A Moscow city court has halted the deportation of independent journalist Khudoberdi Nurmatov, better known by his penname Ali Feruz, his employer, the independent Novaya Gazeta newspaper, reported. The ruling follows a European Court of Human Rights (ECHR) order to temporarily delay the deportation until it can rule on the journalist’s appeal.
Nurmatov and his supporters emphasize that he should be allowed to stay in Russia on humanitarian grounds, as he would face imprisonment and torture if returned to his native Uzbekistan.
The court also agreed to include in the case several previous asylum decisions, a translation of the ECHR ruling, and a letter from Novaya Gazeta stressing his value to the organization.

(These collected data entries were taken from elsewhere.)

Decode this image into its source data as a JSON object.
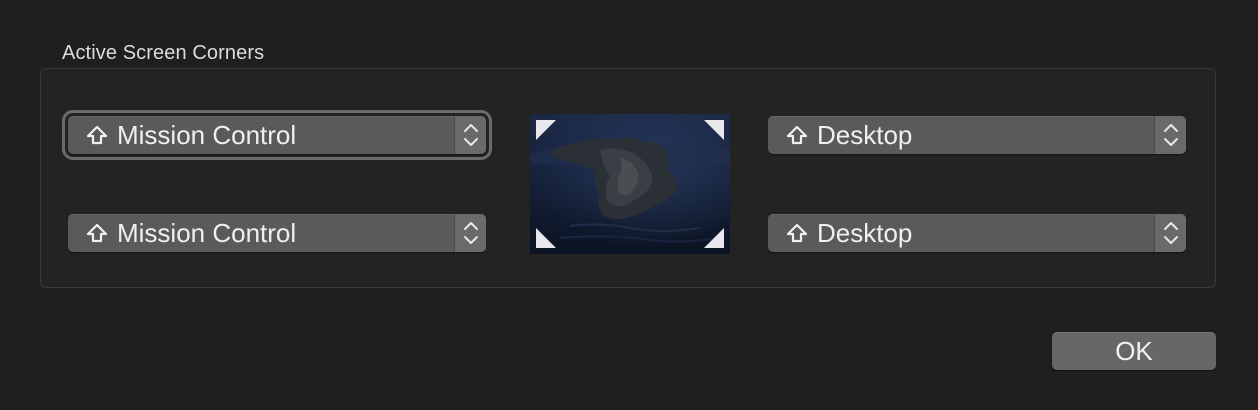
{
  "dialog": {
    "group_title": "Active Screen Corners",
    "ok_label": "OK"
  },
  "corners": {
    "top_left": {
      "label": "Mission Control",
      "modifier_icon": "shift-icon"
    },
    "bottom_left": {
      "label": "Mission Control",
      "modifier_icon": "shift-icon"
    },
    "top_right": {
      "label": "Desktop",
      "modifier_icon": "shift-icon"
    },
    "bottom_right": {
      "label": "Desktop",
      "modifier_icon": "shift-icon"
    }
  },
  "preview": {
    "description_icon": "desktop-wallpaper-preview",
    "corner_markers": [
      "top-left",
      "top-right",
      "bottom-left",
      "bottom-right"
    ]
  },
  "colors": {
    "background": "#1f1f1f",
    "popup": "#5a5a5a",
    "button": "#676767",
    "text": "#f0f0f0"
  }
}
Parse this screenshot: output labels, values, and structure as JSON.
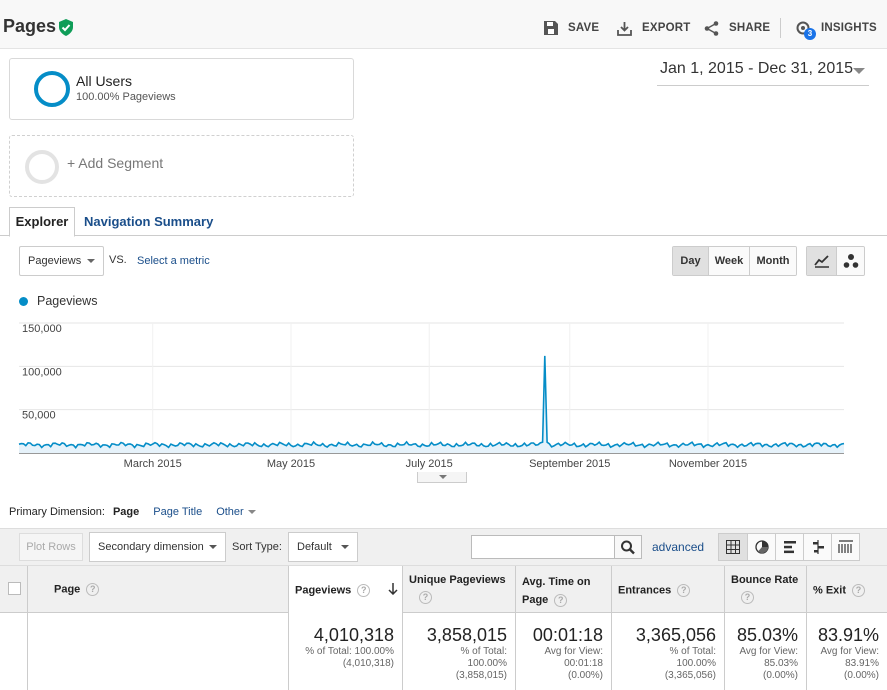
{
  "header": {
    "title": "Pages",
    "actions": [
      {
        "label": "SAVE",
        "icon": "save-icon"
      },
      {
        "label": "EXPORT",
        "icon": "export-icon"
      },
      {
        "label": "SHARE",
        "icon": "share-icon"
      },
      {
        "label": "INSIGHTS",
        "icon": "insights-icon",
        "badge": "3"
      }
    ]
  },
  "segments": {
    "active": {
      "name": "All Users",
      "sub": "100.00% Pageviews"
    },
    "add_label": "+ Add Segment"
  },
  "date_range": "Jan 1, 2015 - Dec 31, 2015",
  "tabs": [
    {
      "label": "Explorer",
      "active": true
    },
    {
      "label": "Navigation Summary",
      "active": false
    }
  ],
  "metric": {
    "selected": "Pageviews",
    "vs_label": "VS.",
    "select_metric": "Select a metric"
  },
  "granularity": [
    {
      "label": "Day",
      "active": true
    },
    {
      "label": "Week",
      "active": false
    },
    {
      "label": "Month",
      "active": false
    }
  ],
  "chart_data": {
    "type": "line",
    "series": [
      {
        "name": "Pageviews",
        "color": "#058dc7"
      }
    ],
    "ylim": [
      0,
      150000
    ],
    "yticks": [
      {
        "value": 50000,
        "label": "50,000"
      },
      {
        "value": 100000,
        "label": "100,000"
      },
      {
        "value": 150000,
        "label": "150,000"
      }
    ],
    "xticks": [
      "March 2015",
      "May 2015",
      "July 2015",
      "September 2015",
      "November 2015"
    ],
    "x_range": [
      "2015-01-01",
      "2015-12-31"
    ],
    "baseline": 9500,
    "spike": {
      "date": "2015-08-21",
      "value": 112000
    },
    "grid": true
  },
  "primary_dimension": {
    "label": "Primary Dimension:",
    "current": "Page",
    "options": [
      "Page Title",
      "Other"
    ]
  },
  "toolbar": {
    "plot_rows": "Plot Rows",
    "secondary_dimension": "Secondary dimension",
    "sort_label": "Sort Type:",
    "sort_value": "Default",
    "search_placeholder": "",
    "advanced": "advanced"
  },
  "table": {
    "page_header": "Page",
    "columns": [
      {
        "label": "Pageviews",
        "value": "4,010,318",
        "sub1": "% of Total: 100.00%",
        "sub2": "(4,010,318)",
        "sub3": ""
      },
      {
        "label": "Unique Pageviews",
        "value": "3,858,015",
        "sub1": "% of Total:",
        "sub2": "100.00%",
        "sub3": "(3,858,015)"
      },
      {
        "label": "Avg. Time on Page",
        "value": "00:01:18",
        "sub1": "Avg for View:",
        "sub2": "00:01:18",
        "sub3": "(0.00%)"
      },
      {
        "label": "Entrances",
        "value": "3,365,056",
        "sub1": "% of Total:",
        "sub2": "100.00%",
        "sub3": "(3,365,056)"
      },
      {
        "label": "Bounce Rate",
        "value": "85.03%",
        "sub1": "Avg for View:",
        "sub2": "85.03%",
        "sub3": "(0.00%)"
      },
      {
        "label": "% Exit",
        "value": "83.91%",
        "sub1": "Avg for View:",
        "sub2": "83.91%",
        "sub3": "(0.00%)"
      }
    ]
  }
}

Additionally, it granted the defense’s petition to question Nurmatov’s mother, Zoya.
Speaking before the court, Zoya Nurmatova stated that all of her five living children except Khudoberdi have Russian citizenship.
“He also wanted it, but he lost his passport,” she said. She explained that Nurmatov grew up in Russia, living with her and the family until the tenth grade in school, when he returned to Uzbekistan to finish his education there. After leaving Moscow, he still helped support his mother financially, even sending money for her to have a cataract operation.

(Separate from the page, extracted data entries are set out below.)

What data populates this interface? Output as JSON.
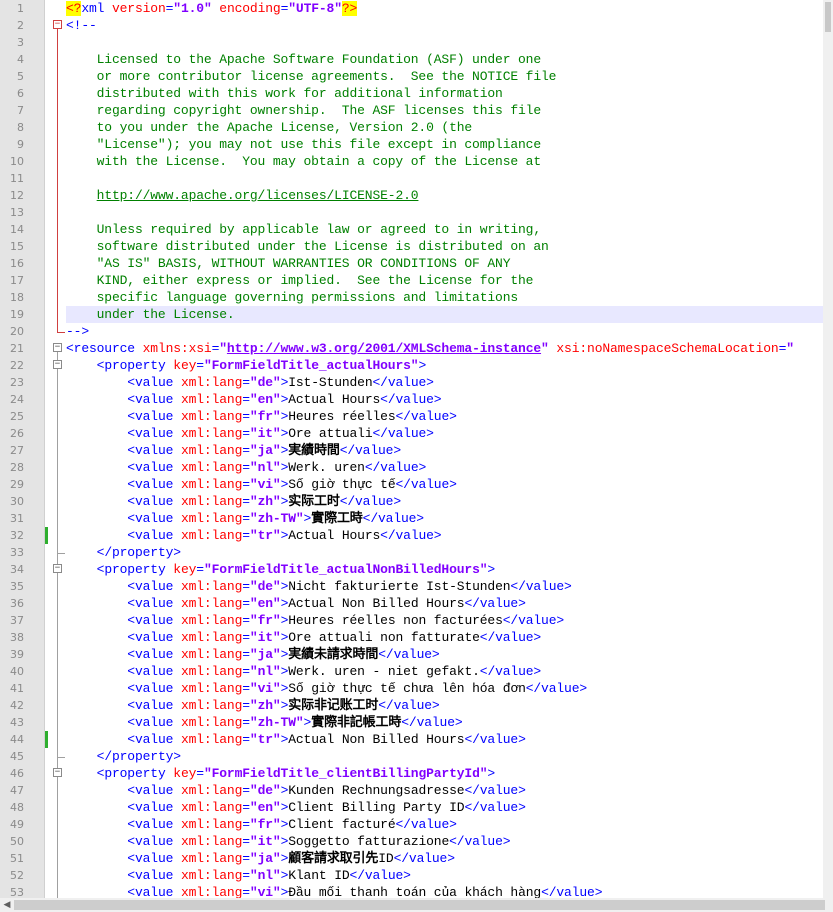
{
  "editor": {
    "highlighted_line": 19,
    "changed_lines": [
      32,
      44
    ],
    "fold_starts": {
      "2": "red",
      "21": "gray",
      "22": "gray",
      "34": "gray",
      "46": "gray"
    },
    "fold_ranges": [
      {
        "from": 2,
        "to": 20,
        "color": "red"
      },
      {
        "from": 21,
        "to": 53,
        "color": "gray"
      },
      {
        "from": 22,
        "to": 33,
        "color": "gray"
      },
      {
        "from": 34,
        "to": 45,
        "color": "gray"
      },
      {
        "from": 46,
        "to": 53,
        "color": "gray"
      }
    ],
    "lines": [
      [
        [
          "pi",
          "<?"
        ],
        [
          "tag",
          "xml "
        ],
        [
          "attr",
          "version"
        ],
        [
          "tag",
          "="
        ],
        [
          "val",
          "\"1.0\""
        ],
        [
          "tag",
          " "
        ],
        [
          "attr",
          "encoding"
        ],
        [
          "tag",
          "="
        ],
        [
          "val",
          "\"UTF-8\""
        ],
        [
          "pi",
          "?>"
        ]
      ],
      [
        [
          "tag",
          "<!--"
        ]
      ],
      [],
      [
        [
          "com",
          "    Licensed to the Apache Software Foundation (ASF) under one"
        ]
      ],
      [
        [
          "com",
          "    or more contributor license agreements.  See the NOTICE file"
        ]
      ],
      [
        [
          "com",
          "    distributed with this work for additional information"
        ]
      ],
      [
        [
          "com",
          "    regarding copyright ownership.  The ASF licenses this file"
        ]
      ],
      [
        [
          "com",
          "    to you under the Apache License, Version 2.0 (the"
        ]
      ],
      [
        [
          "com",
          "    \"License\"); you may not use this file except in compliance"
        ]
      ],
      [
        [
          "com",
          "    with the License.  You may obtain a copy of the License at"
        ]
      ],
      [],
      [
        [
          "com",
          "    "
        ],
        [
          "link",
          "http://www.apache.org/licenses/LICENSE-2.0"
        ]
      ],
      [],
      [
        [
          "com",
          "    Unless required by applicable law or agreed to in writing,"
        ]
      ],
      [
        [
          "com",
          "    software distributed under the License is distributed on an"
        ]
      ],
      [
        [
          "com",
          "    \"AS IS\" BASIS, WITHOUT WARRANTIES OR CONDITIONS OF ANY"
        ]
      ],
      [
        [
          "com",
          "    KIND, either express or implied.  See the License for the"
        ]
      ],
      [
        [
          "com",
          "    specific language governing permissions and limitations"
        ]
      ],
      [
        [
          "com",
          "    under the License."
        ]
      ],
      [
        [
          "tag",
          "-->"
        ]
      ],
      [
        [
          "tag",
          "<resource "
        ],
        [
          "attr",
          "xmlns:xsi"
        ],
        [
          "tag",
          "="
        ],
        [
          "val",
          "\""
        ],
        [
          "url",
          "http://www.w3.org/2001/XMLSchema-instance"
        ],
        [
          "val",
          "\""
        ],
        [
          "tag",
          " "
        ],
        [
          "attr",
          "xsi:noNamespaceSchemaLocation"
        ],
        [
          "tag",
          "="
        ],
        [
          "val",
          "\""
        ]
      ],
      [
        [
          "txt",
          "    "
        ],
        [
          "tag",
          "<property "
        ],
        [
          "attr",
          "key"
        ],
        [
          "tag",
          "="
        ],
        [
          "val",
          "\"FormFieldTitle_actualHours\""
        ],
        [
          "tag",
          ">"
        ]
      ],
      [
        [
          "txt",
          "        "
        ],
        [
          "tag",
          "<value "
        ],
        [
          "attr",
          "xml:lang"
        ],
        [
          "tag",
          "="
        ],
        [
          "val",
          "\"de\""
        ],
        [
          "tag",
          ">"
        ],
        [
          "txt",
          "Ist-Stunden"
        ],
        [
          "tag",
          "</value>"
        ]
      ],
      [
        [
          "txt",
          "        "
        ],
        [
          "tag",
          "<value "
        ],
        [
          "attr",
          "xml:lang"
        ],
        [
          "tag",
          "="
        ],
        [
          "val",
          "\"en\""
        ],
        [
          "tag",
          ">"
        ],
        [
          "txt",
          "Actual Hours"
        ],
        [
          "tag",
          "</value>"
        ]
      ],
      [
        [
          "txt",
          "        "
        ],
        [
          "tag",
          "<value "
        ],
        [
          "attr",
          "xml:lang"
        ],
        [
          "tag",
          "="
        ],
        [
          "val",
          "\"fr\""
        ],
        [
          "tag",
          ">"
        ],
        [
          "txt",
          "Heures réelles"
        ],
        [
          "tag",
          "</value>"
        ]
      ],
      [
        [
          "txt",
          "        "
        ],
        [
          "tag",
          "<value "
        ],
        [
          "attr",
          "xml:lang"
        ],
        [
          "tag",
          "="
        ],
        [
          "val",
          "\"it\""
        ],
        [
          "tag",
          ">"
        ],
        [
          "txt",
          "Ore attuali"
        ],
        [
          "tag",
          "</value>"
        ]
      ],
      [
        [
          "txt",
          "        "
        ],
        [
          "tag",
          "<value "
        ],
        [
          "attr",
          "xml:lang"
        ],
        [
          "tag",
          "="
        ],
        [
          "val",
          "\"ja\""
        ],
        [
          "tag",
          ">"
        ],
        [
          "cjk",
          "実績時間"
        ],
        [
          "tag",
          "</value>"
        ]
      ],
      [
        [
          "txt",
          "        "
        ],
        [
          "tag",
          "<value "
        ],
        [
          "attr",
          "xml:lang"
        ],
        [
          "tag",
          "="
        ],
        [
          "val",
          "\"nl\""
        ],
        [
          "tag",
          ">"
        ],
        [
          "txt",
          "Werk. uren"
        ],
        [
          "tag",
          "</value>"
        ]
      ],
      [
        [
          "txt",
          "        "
        ],
        [
          "tag",
          "<value "
        ],
        [
          "attr",
          "xml:lang"
        ],
        [
          "tag",
          "="
        ],
        [
          "val",
          "\"vi\""
        ],
        [
          "tag",
          ">"
        ],
        [
          "txt",
          "Số giờ thực tế"
        ],
        [
          "tag",
          "</value>"
        ]
      ],
      [
        [
          "txt",
          "        "
        ],
        [
          "tag",
          "<value "
        ],
        [
          "attr",
          "xml:lang"
        ],
        [
          "tag",
          "="
        ],
        [
          "val",
          "\"zh\""
        ],
        [
          "tag",
          ">"
        ],
        [
          "cjk",
          "实际工时"
        ],
        [
          "tag",
          "</value>"
        ]
      ],
      [
        [
          "txt",
          "        "
        ],
        [
          "tag",
          "<value "
        ],
        [
          "attr",
          "xml:lang"
        ],
        [
          "tag",
          "="
        ],
        [
          "val",
          "\"zh-TW\""
        ],
        [
          "tag",
          ">"
        ],
        [
          "cjk",
          "實際工時"
        ],
        [
          "tag",
          "</value>"
        ]
      ],
      [
        [
          "txt",
          "        "
        ],
        [
          "tag",
          "<value "
        ],
        [
          "attr",
          "xml:lang"
        ],
        [
          "tag",
          "="
        ],
        [
          "val",
          "\"tr\""
        ],
        [
          "tag",
          ">"
        ],
        [
          "txt",
          "Actual Hours"
        ],
        [
          "tag",
          "</value>"
        ]
      ],
      [
        [
          "txt",
          "    "
        ],
        [
          "tag",
          "</property>"
        ]
      ],
      [
        [
          "txt",
          "    "
        ],
        [
          "tag",
          "<property "
        ],
        [
          "attr",
          "key"
        ],
        [
          "tag",
          "="
        ],
        [
          "val",
          "\"FormFieldTitle_actualNonBilledHours\""
        ],
        [
          "tag",
          ">"
        ]
      ],
      [
        [
          "txt",
          "        "
        ],
        [
          "tag",
          "<value "
        ],
        [
          "attr",
          "xml:lang"
        ],
        [
          "tag",
          "="
        ],
        [
          "val",
          "\"de\""
        ],
        [
          "tag",
          ">"
        ],
        [
          "txt",
          "Nicht fakturierte Ist-Stunden"
        ],
        [
          "tag",
          "</value>"
        ]
      ],
      [
        [
          "txt",
          "        "
        ],
        [
          "tag",
          "<value "
        ],
        [
          "attr",
          "xml:lang"
        ],
        [
          "tag",
          "="
        ],
        [
          "val",
          "\"en\""
        ],
        [
          "tag",
          ">"
        ],
        [
          "txt",
          "Actual Non Billed Hours"
        ],
        [
          "tag",
          "</value>"
        ]
      ],
      [
        [
          "txt",
          "        "
        ],
        [
          "tag",
          "<value "
        ],
        [
          "attr",
          "xml:lang"
        ],
        [
          "tag",
          "="
        ],
        [
          "val",
          "\"fr\""
        ],
        [
          "tag",
          ">"
        ],
        [
          "txt",
          "Heures réelles non facturées"
        ],
        [
          "tag",
          "</value>"
        ]
      ],
      [
        [
          "txt",
          "        "
        ],
        [
          "tag",
          "<value "
        ],
        [
          "attr",
          "xml:lang"
        ],
        [
          "tag",
          "="
        ],
        [
          "val",
          "\"it\""
        ],
        [
          "tag",
          ">"
        ],
        [
          "txt",
          "Ore attuali non fatturate"
        ],
        [
          "tag",
          "</value>"
        ]
      ],
      [
        [
          "txt",
          "        "
        ],
        [
          "tag",
          "<value "
        ],
        [
          "attr",
          "xml:lang"
        ],
        [
          "tag",
          "="
        ],
        [
          "val",
          "\"ja\""
        ],
        [
          "tag",
          ">"
        ],
        [
          "cjk",
          "実績未請求時間"
        ],
        [
          "tag",
          "</value>"
        ]
      ],
      [
        [
          "txt",
          "        "
        ],
        [
          "tag",
          "<value "
        ],
        [
          "attr",
          "xml:lang"
        ],
        [
          "tag",
          "="
        ],
        [
          "val",
          "\"nl\""
        ],
        [
          "tag",
          ">"
        ],
        [
          "txt",
          "Werk. uren - niet gefakt."
        ],
        [
          "tag",
          "</value>"
        ]
      ],
      [
        [
          "txt",
          "        "
        ],
        [
          "tag",
          "<value "
        ],
        [
          "attr",
          "xml:lang"
        ],
        [
          "tag",
          "="
        ],
        [
          "val",
          "\"vi\""
        ],
        [
          "tag",
          ">"
        ],
        [
          "txt",
          "Số giờ thực tế chưa lên hóa đơn"
        ],
        [
          "tag",
          "</value>"
        ]
      ],
      [
        [
          "txt",
          "        "
        ],
        [
          "tag",
          "<value "
        ],
        [
          "attr",
          "xml:lang"
        ],
        [
          "tag",
          "="
        ],
        [
          "val",
          "\"zh\""
        ],
        [
          "tag",
          ">"
        ],
        [
          "cjk",
          "实际非记账工时"
        ],
        [
          "tag",
          "</value>"
        ]
      ],
      [
        [
          "txt",
          "        "
        ],
        [
          "tag",
          "<value "
        ],
        [
          "attr",
          "xml:lang"
        ],
        [
          "tag",
          "="
        ],
        [
          "val",
          "\"zh-TW\""
        ],
        [
          "tag",
          ">"
        ],
        [
          "cjk",
          "實際非記帳工時"
        ],
        [
          "tag",
          "</value>"
        ]
      ],
      [
        [
          "txt",
          "        "
        ],
        [
          "tag",
          "<value "
        ],
        [
          "attr",
          "xml:lang"
        ],
        [
          "tag",
          "="
        ],
        [
          "val",
          "\"tr\""
        ],
        [
          "tag",
          ">"
        ],
        [
          "txt",
          "Actual Non Billed Hours"
        ],
        [
          "tag",
          "</value>"
        ]
      ],
      [
        [
          "txt",
          "    "
        ],
        [
          "tag",
          "</property>"
        ]
      ],
      [
        [
          "txt",
          "    "
        ],
        [
          "tag",
          "<property "
        ],
        [
          "attr",
          "key"
        ],
        [
          "tag",
          "="
        ],
        [
          "val",
          "\"FormFieldTitle_clientBillingPartyId\""
        ],
        [
          "tag",
          ">"
        ]
      ],
      [
        [
          "txt",
          "        "
        ],
        [
          "tag",
          "<value "
        ],
        [
          "attr",
          "xml:lang"
        ],
        [
          "tag",
          "="
        ],
        [
          "val",
          "\"de\""
        ],
        [
          "tag",
          ">"
        ],
        [
          "txt",
          "Kunden Rechnungsadresse"
        ],
        [
          "tag",
          "</value>"
        ]
      ],
      [
        [
          "txt",
          "        "
        ],
        [
          "tag",
          "<value "
        ],
        [
          "attr",
          "xml:lang"
        ],
        [
          "tag",
          "="
        ],
        [
          "val",
          "\"en\""
        ],
        [
          "tag",
          ">"
        ],
        [
          "txt",
          "Client Billing Party ID"
        ],
        [
          "tag",
          "</value>"
        ]
      ],
      [
        [
          "txt",
          "        "
        ],
        [
          "tag",
          "<value "
        ],
        [
          "attr",
          "xml:lang"
        ],
        [
          "tag",
          "="
        ],
        [
          "val",
          "\"fr\""
        ],
        [
          "tag",
          ">"
        ],
        [
          "txt",
          "Client facturé"
        ],
        [
          "tag",
          "</value>"
        ]
      ],
      [
        [
          "txt",
          "        "
        ],
        [
          "tag",
          "<value "
        ],
        [
          "attr",
          "xml:lang"
        ],
        [
          "tag",
          "="
        ],
        [
          "val",
          "\"it\""
        ],
        [
          "tag",
          ">"
        ],
        [
          "txt",
          "Soggetto fatturazione"
        ],
        [
          "tag",
          "</value>"
        ]
      ],
      [
        [
          "txt",
          "        "
        ],
        [
          "tag",
          "<value "
        ],
        [
          "attr",
          "xml:lang"
        ],
        [
          "tag",
          "="
        ],
        [
          "val",
          "\"ja\""
        ],
        [
          "tag",
          ">"
        ],
        [
          "cjk",
          "顧客請求取引先"
        ],
        [
          "txt",
          "ID"
        ],
        [
          "tag",
          "</value>"
        ]
      ],
      [
        [
          "txt",
          "        "
        ],
        [
          "tag",
          "<value "
        ],
        [
          "attr",
          "xml:lang"
        ],
        [
          "tag",
          "="
        ],
        [
          "val",
          "\"nl\""
        ],
        [
          "tag",
          ">"
        ],
        [
          "txt",
          "Klant ID"
        ],
        [
          "tag",
          "</value>"
        ]
      ],
      [
        [
          "txt",
          "        "
        ],
        [
          "tag",
          "<value "
        ],
        [
          "attr",
          "xml:lang"
        ],
        [
          "tag",
          "="
        ],
        [
          "val",
          "\"vi\""
        ],
        [
          "tag",
          ">"
        ],
        [
          "txt",
          "Đầu mối thanh toán của khách hàng"
        ],
        [
          "tag",
          "</value>"
        ]
      ]
    ]
  }
}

Nurmatov fled Uzbekistan in 2008, after the Uzbek National Security Service kidnapped him and demanded that he inform them about a friend’s political views. After he refused, the security officers tortured him and threatened to jail him on false charges. Finally, Nurmatov agreed to cooperate, but instead left the country. In 2011, he returned to Russia.
Since then, his reasons for fearing the authoritarian country of his citizenship have only grown. Uzbekistan is essentially a police state, and torture is widespread in its prison system. Besides working as an independent journalist and a human rights activist, Nurmatov has come out as gay since moving to Russia. In Uzbekistan, same-sex sexual contact between men is illegal and punishable by up to 3 years in prison.
In court, Nurmatov’s lawyer asked his mother whether she knew why her son was afraid to return to Uzbekistan.
“We don’t understand why they detained him,” she answered. “He was not aggressive, he did well in school. He doesn’t drink, doesn’t smoke, he can’t fight with anyone. But they beat him up one night.”
After the hearing, Nurmatov told journalists that, in Uzbekistan, he expects “a slow, torturous death.”
“For more than three years, I have been in the process of receiving asylum, and all this time the Interior Ministry has had no reasons [to investigate me] ,” he said. The ministry only took an interest “in March, after I wrote a story about the elections in Uzbekistan. I believe that this is all connected with my journalistic work.”
Nurmatov will now continue to be held in a migrant detention center until the conclusion of his case. After his last hearing, Nurmatov was reportedly tortured with electric shockers by detention guards.